BİLİM KURULU’NUN ÖZEL SEKTÖRE ÖNERİSİ
Bu tartışma içinde ülkenin iki büyük sendika konfederasyonu Türk-İş ve DİSK’in genel başkanları Ergün Atalay ile Arzu Çerkezoğlu’nun, geçen salı günü ortak bir açıklama yaparak “Zorunlu ve acil mal ve hizmet üretimi hariç olmak üzere, en az 15 gün süreyle bütün işlerin durdurulmasının, işçilerin korunması ve salgının yayılma hızının önlenmesi için önem arz ettiğini” belirtmeleri dikkat çekicidir.
Önceki akşam Sağlık Bakanı Koca’ya “Milyonlarca insan çalışmak zorunda. Virüsü umursamayanlar da var.Zorunlu karantina ya da sokağa çıkma yasağı tedbiri yakın mı” sorusu da yöneltilmiştir. Koca, yanıtında “Zorunlu olmadıkça evden asla çıkılmamasını, insanların kendilerini izole etmeleri gerektiğini” ifade ederek söyle konuşmuştur:
“Geçen Bilim Kurulu toplantısında özel sektörün de minimal personelle üretimine devam etmesi gerektiğiyle ilgili öneri vardı. Bizim bakanlığın randevu çağrı sistemlerinde çalışanlarımızın yüzde 90’ı evden sisteme katılıyor. Bu anlamda bunun çok yoğunlaştırılması gerektiğini söylüyorum. Ama hedef izolasyon ve bunun evde mutlak yapılıyor olması.”
Koca’nın da altını çizdiği gibi, Bilim Kurulu’nun da önerisi özel sektörün minimal personelle üretime devam etmesi ve ana hedefin ‘evde izolasyon’ olmasıdır.
MASADA ZOR TERCİHLER VAR
Topluma koronavirüsten korunabilmesi için izolasyon çağrıları yapılırken, her sabah evlerinden dışarı çıkmak durumunda olan insanlar, kapıdan dışarı adım atarken kendilerini riske açık hale getirdiklerini biliyorlar.

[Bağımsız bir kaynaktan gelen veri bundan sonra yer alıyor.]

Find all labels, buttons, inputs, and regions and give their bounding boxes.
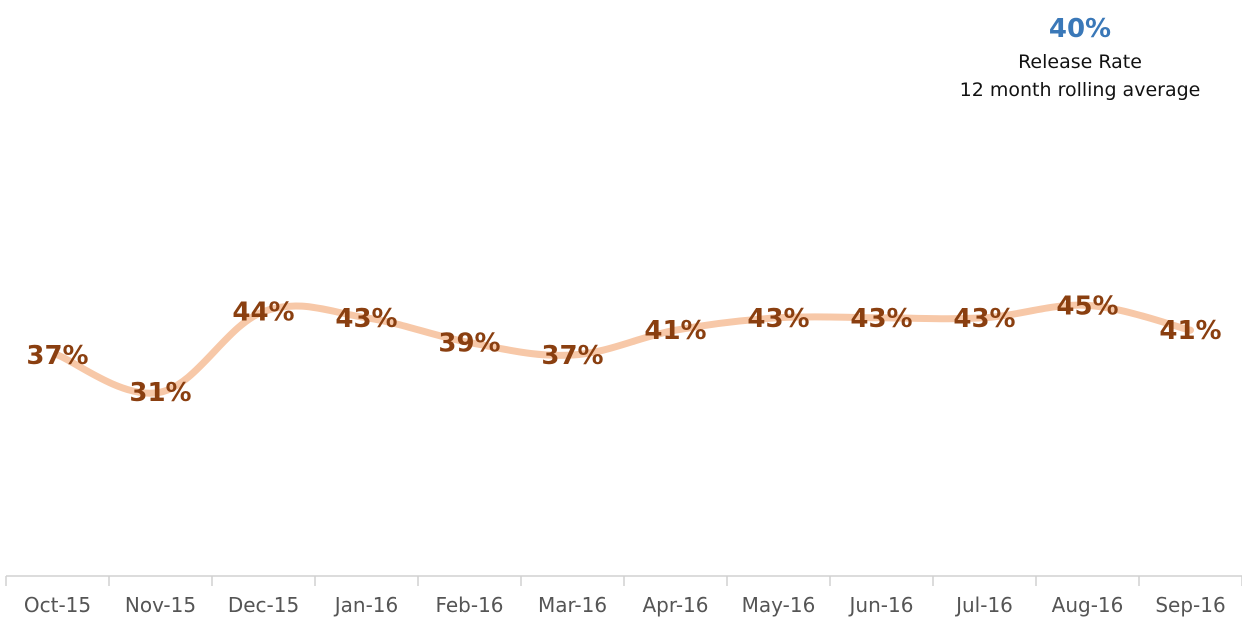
x-tick-label: Apr-16 bbox=[643, 593, 709, 617]
data-label: 44% bbox=[232, 298, 294, 328]
x-tick-label: Jul-16 bbox=[954, 593, 1013, 617]
x-tick-label: Dec-15 bbox=[228, 593, 299, 617]
series-line-layer bbox=[54, 301, 1194, 397]
data-label: 43% bbox=[335, 304, 397, 334]
data-label: 37% bbox=[26, 341, 88, 371]
x-tick-label: Aug-16 bbox=[1052, 593, 1124, 617]
data-label: 43% bbox=[850, 304, 912, 334]
x-tick-label: Feb-16 bbox=[435, 593, 503, 617]
x-tick-label: Jan-16 bbox=[333, 593, 399, 617]
data-label: 41% bbox=[644, 316, 706, 346]
data-labels: 37% 31% 44% 43% 39% 37% 41% 43% 43% 43% 45% 41% bbox=[26, 291, 1221, 408]
data-label: 43% bbox=[747, 304, 809, 334]
data-label: 45% bbox=[1056, 291, 1118, 321]
data-label: 41% bbox=[1159, 316, 1221, 346]
data-label: 31% bbox=[129, 378, 191, 408]
x-tick-label: Nov-15 bbox=[125, 593, 196, 617]
x-tick-label: Mar-16 bbox=[538, 593, 607, 617]
x-tick-label: Sep-16 bbox=[1155, 593, 1225, 617]
x-tick-label: May-16 bbox=[742, 593, 816, 617]
summary-value: 40% bbox=[1048, 14, 1112, 44]
data-label: 43% bbox=[953, 304, 1015, 334]
summary-sublabel: 12 month rolling average bbox=[959, 79, 1201, 101]
data-label: 37% bbox=[541, 341, 603, 371]
data-label: 39% bbox=[438, 329, 500, 359]
summary-stat: 40% Release Rate 12 month rolling averag… bbox=[900, 10, 1242, 104]
summary-label: Release Rate bbox=[1018, 51, 1142, 73]
x-axis bbox=[5, 575, 1242, 586]
x-tick-labels: Oct-15 Nov-15 Dec-15 Jan-16 Feb-16 Mar-16 Apr-… bbox=[24, 593, 1226, 617]
x-tick-label: Jun-16 bbox=[848, 593, 914, 617]
x-tick-label: Oct-15 bbox=[24, 593, 91, 617]
series-line bbox=[54, 301, 1194, 397]
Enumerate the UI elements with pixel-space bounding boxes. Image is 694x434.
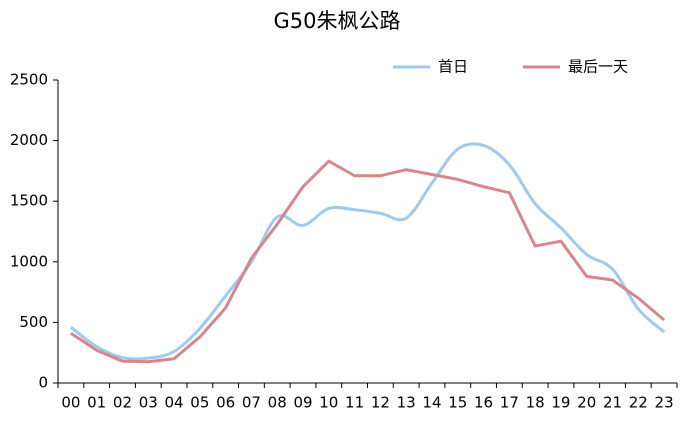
x-tick-label: 18 — [526, 394, 545, 412]
x-tick-label: 02 — [113, 394, 132, 412]
x-tick-label: 07 — [242, 394, 261, 412]
y-tick-label: 1500 — [10, 192, 48, 210]
legend-label: 首日 — [438, 58, 468, 76]
x-tick-label: 09 — [293, 394, 312, 412]
x-tick-label: 13 — [397, 394, 416, 412]
x-tick-label: 15 — [448, 394, 467, 412]
x-tick-label: 00 — [61, 394, 80, 412]
x-tick-label: 04 — [165, 394, 184, 412]
x-tick-label: 12 — [371, 394, 390, 412]
x-tick-label: 03 — [139, 394, 158, 412]
series-line — [69, 142, 666, 361]
x-tick-label: 06 — [216, 394, 235, 412]
series-line — [70, 159, 666, 364]
y-tick-label: 0 — [38, 374, 48, 392]
chart-title: G50朱枫公路 — [274, 9, 401, 33]
x-tick-label: 23 — [655, 394, 674, 412]
x-tick-label: 20 — [577, 394, 596, 412]
y-tick-label: 2000 — [10, 131, 48, 149]
x-tick-label: 01 — [87, 394, 106, 412]
y-tick-label: 500 — [19, 313, 48, 331]
x-tick-label: 08 — [268, 394, 287, 412]
x-tick-label: 21 — [603, 394, 622, 412]
x-tick-label: 16 — [474, 394, 493, 412]
legend-label: 最后一天 — [568, 58, 628, 76]
y-tick-label: 2500 — [10, 71, 48, 89]
x-tick-label: 11 — [345, 394, 364, 412]
y-tick-label: 1000 — [10, 252, 48, 270]
x-tick-label: 17 — [500, 394, 519, 412]
x-tick-label: 14 — [422, 394, 441, 412]
x-tick-label: 05 — [190, 394, 209, 412]
x-tick-label: 19 — [551, 394, 570, 412]
x-tick-label: 10 — [319, 394, 338, 412]
x-tick-label: 22 — [629, 394, 648, 412]
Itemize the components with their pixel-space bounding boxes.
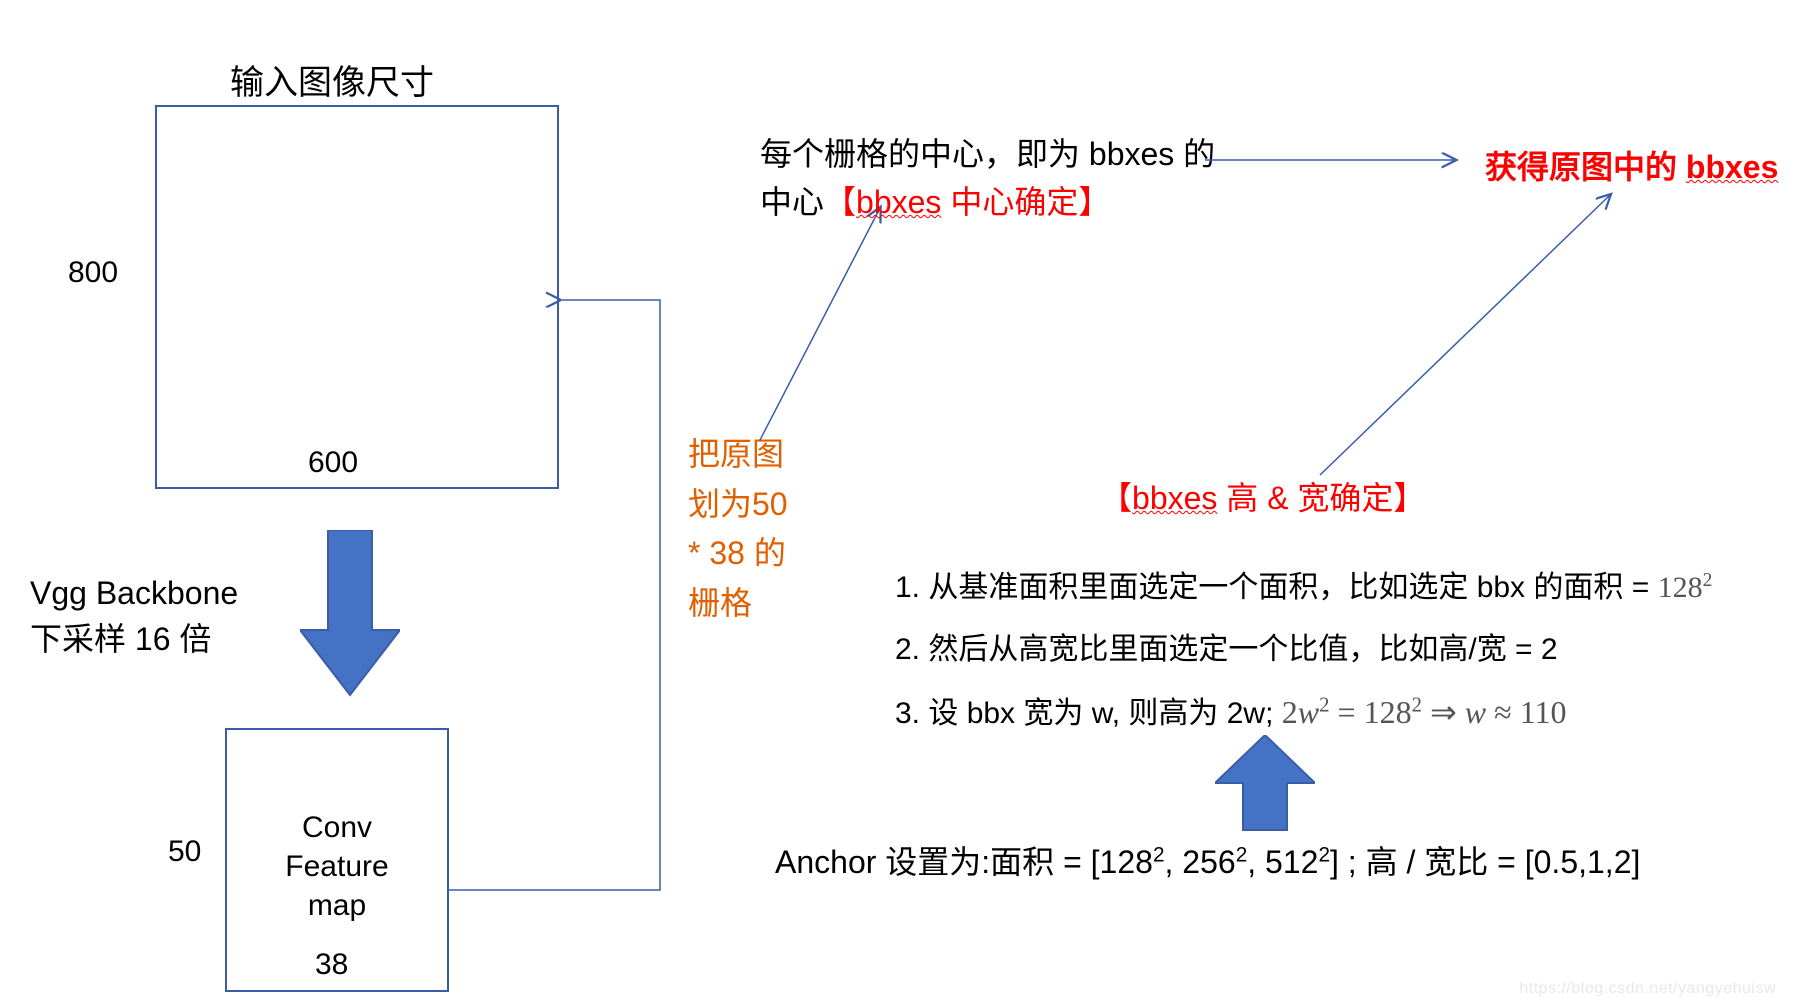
input-image-height-label: 800 <box>68 256 118 290</box>
grid-note: 把原图 划为50 * 38 的 栅格 <box>688 430 788 628</box>
center-note-underline: bbxes <box>856 184 941 220</box>
step1-formula: 1282 <box>1658 571 1713 604</box>
center-note: 每个栅格的中心，即为 bbxes 的中心【bbxes 中心确定】 <box>760 130 1220 226</box>
step-2: 2. 然后从高宽比里面选定一个比值，比如高/宽 = 2 <box>895 619 1712 681</box>
step3-pre: 3. 设 bbx 宽为 w, 则高为 2w; <box>895 697 1282 730</box>
anchor-ratios: [0.5,1,2] <box>1525 844 1641 880</box>
up-arrow-icon <box>1215 735 1315 835</box>
input-image-width-label: 600 <box>308 446 358 480</box>
down-arrow-icon <box>300 530 400 700</box>
feature-map-height-label: 50 <box>168 835 201 869</box>
downsample-line2: 下采样 16 倍 <box>30 621 211 657</box>
arrow-center-to-result-icon <box>1200 140 1470 180</box>
watermark: https://blog.csdn.net/yangyehuisw <box>1519 980 1776 998</box>
step-1: 1. 从基准面积里面选定一个面积，比如选定 bbx 的面积 = 1282 <box>895 557 1712 619</box>
arrow-grid-to-center-icon <box>700 190 900 450</box>
arrow-hw-to-result-icon <box>1310 180 1630 490</box>
step3-formula: 2w2 = 1282 ⇒ w ≈ 110 <box>1282 694 1567 730</box>
feature-map-label: Conv Feature map <box>262 808 412 925</box>
step1-pre: 1. 从基准面积里面选定一个面积，比如选定 bbx 的面积 = <box>895 571 1658 604</box>
feature-map-line2: Feature map <box>285 850 388 922</box>
anchor-prefix: Anchor 设置为:面积 = <box>775 844 1091 880</box>
anchor-areas: [1282, 2562, 5122] <box>1091 844 1339 880</box>
grid-note-l3: * 38 的 <box>688 535 786 571</box>
feature-map-width-label: 38 <box>315 948 348 982</box>
grid-note-l2: 划为50 <box>688 486 788 522</box>
anchor-mid: ; 高 / 宽比 = <box>1339 844 1525 880</box>
input-image-title: 输入图像尺寸 <box>230 55 434 104</box>
downsample-line1: Vgg Backbone <box>30 575 238 611</box>
elbow-connector-icon <box>440 290 680 910</box>
steps-block: 1. 从基准面积里面选定一个面积，比如选定 bbx 的面积 = 1282 2. … <box>895 557 1712 746</box>
center-note-red: 【bbxes 中心确定】 <box>824 184 1110 220</box>
grid-note-l4: 栅格 <box>688 585 752 621</box>
feature-map-line1: Conv <box>302 811 372 844</box>
result-note-word: bbxes <box>1686 149 1778 185</box>
hw-title-word: bbxes <box>1132 480 1217 516</box>
downsample-label: Vgg Backbone 下采样 16 倍 <box>30 570 238 663</box>
hw-title: 【bbxes 高 & 宽确定】 <box>1100 473 1425 519</box>
anchor-line: Anchor 设置为:面积 = [1282, 2562, 5122] ; 高 /… <box>775 837 1640 883</box>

Karar vericiler açısından çok zor tercihlerin masada olduğu bir süreçten geçiyoruz. Bu tercihlerin başta İstanbul kentinde olmak üzere hangi ölçülere varacağını bugünden kestirebilmek güçtür. Her halükârda alınan önlemlerin bugünkü düzeyinden daha ileri götürülmesi ihtiyacı şimdiden kendisini kuvvetli bir şekilde hissettirmeye başlamıştır.